I have wondered at the 'why' behind their special characteristics and
how one causes the nodes to aggregate at one end only."

I'm not the good professor, but I'll take a crack at it.  The resonator
of a beating reed behaves like a stopped flue pipe, only the reed is
the stopper and the top of the resonator is the mouth.
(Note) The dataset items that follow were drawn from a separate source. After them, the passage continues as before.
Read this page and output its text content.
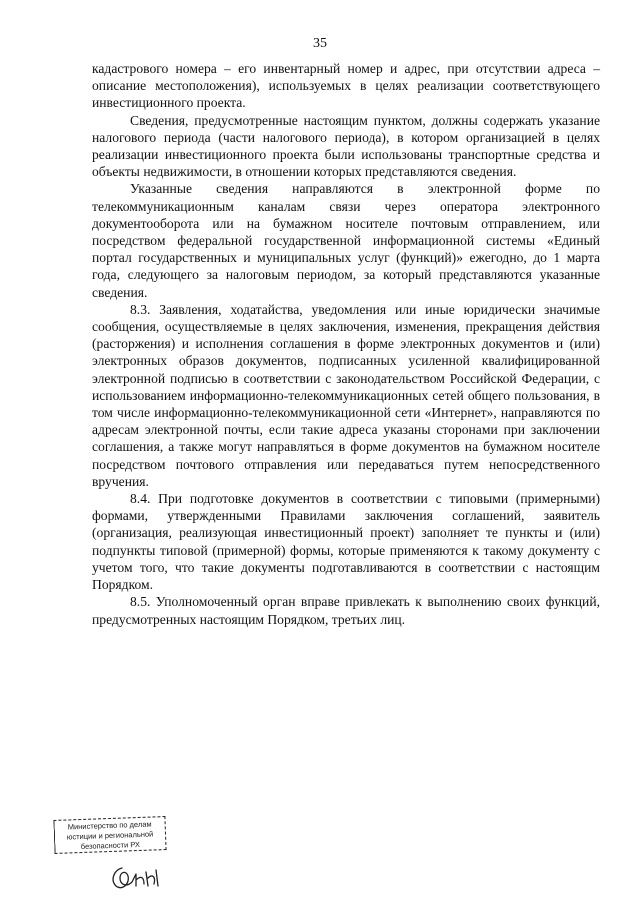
35

кадастрового номера – его инвентарный номер и адрес, при отсутствии адреса – описание местоположения), используемых в целях реализации соответствующего инвестиционного проекта.

Сведения, предусмотренные настоящим пунктом, должны содержать указание налогового периода (части налогового периода), в котором организацией в целях реализации инвестиционного проекта были использованы транспортные средства и объекты недвижимости, в отношении которых представляются сведения.

Указанные сведения направляются в электронной форме по телекоммуникационным каналам связи через оператора электронного документооборота или на бумажном носителе почтовым отправлением, или посредством федеральной государственной информационной системы «Единый портал государственных и муниципальных услуг (функций)» ежегодно, до 1 марта года, следующего за налоговым периодом, за который представляются указанные сведения.

8.3. Заявления, ходатайства, уведомления или иные юридически значимые сообщения, осуществляемые в целях заключения, изменения, прекращения действия (расторжения) и исполнения соглашения в форме электронных документов и (или) электронных образов документов, подписанных усиленной квалифицированной электронной подписью в соответствии с законодательством Российской Федерации, с использованием информационно-телекоммуникационных сетей общего пользования, в том числе информационно-телекоммуникационной сети «Интернет», направляются по адресам электронной почты, если такие адреса указаны сторонами при заключении соглашения, а также могут направляться в форме документов на бумажном носителе посредством почтового отправления или передаваться путем непосредственного вручения.

8.4. При подготовке документов в соответствии с типовыми (примерными) формами, утвержденными Правилами заключения соглашений, заявитель (организация, реализующая инвестиционный проект) заполняет те пункты и (или) подпункты типовой (примерной) формы, которые применяются к такому документу с учетом того, что такие документы подготавливаются в соответствии с настоящим Порядком.

8.5. Уполномоченный орган вправе привлекать к выполнению своих функций, предусмотренных настоящим Порядком, третьих лиц.

Министерство по делам
юстиции и региональной
безопасности РХ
The air column in a stopped cylindrical pipe will resonate at half the
frequency of the same pipe if it is open.  To achieve the same pitch,
a stopped pipe is approximately half the length of an open pipe.
Furthermore, stopped and open pipes exhibit different harmonic
structure.  An open pipe will produce overtones at 2, 3, 4, 5... times
it's fundamental frequency, until the diameter of the pipe is too large
for higher overtones to be produced.  A stopped cylindrical pipe will
only produce half of the overtones, at 3, 5, 7... times the fundamental
frequency, again, until the diameter suppresses higher overtones.

When a stopped pipe is tapered, something amazing happens.  The
even numbered harmonics are also produced.  A tapered, stopped pipe
will produce overtones 2, 3, 4, 5... times the fundamental frequency.
A tapered and stopped pipe is about 1-1/2 times the length of a
cylindrical stopped pipe, or 3/4 as long as an open pipe.

Thus a cylindrical reed resonator like a clarinet supports only the
odd numbered partial series, while a tapered resonator, like a trumpet,
supports the entire series.

The reed tongue itself does not vibrate audibly.  It is simply a switch
that opens and closes sequentially to modulate a stream of air.  This
causes the compressions and rarefactions that the resonator supports as
standing waves.

John Nolte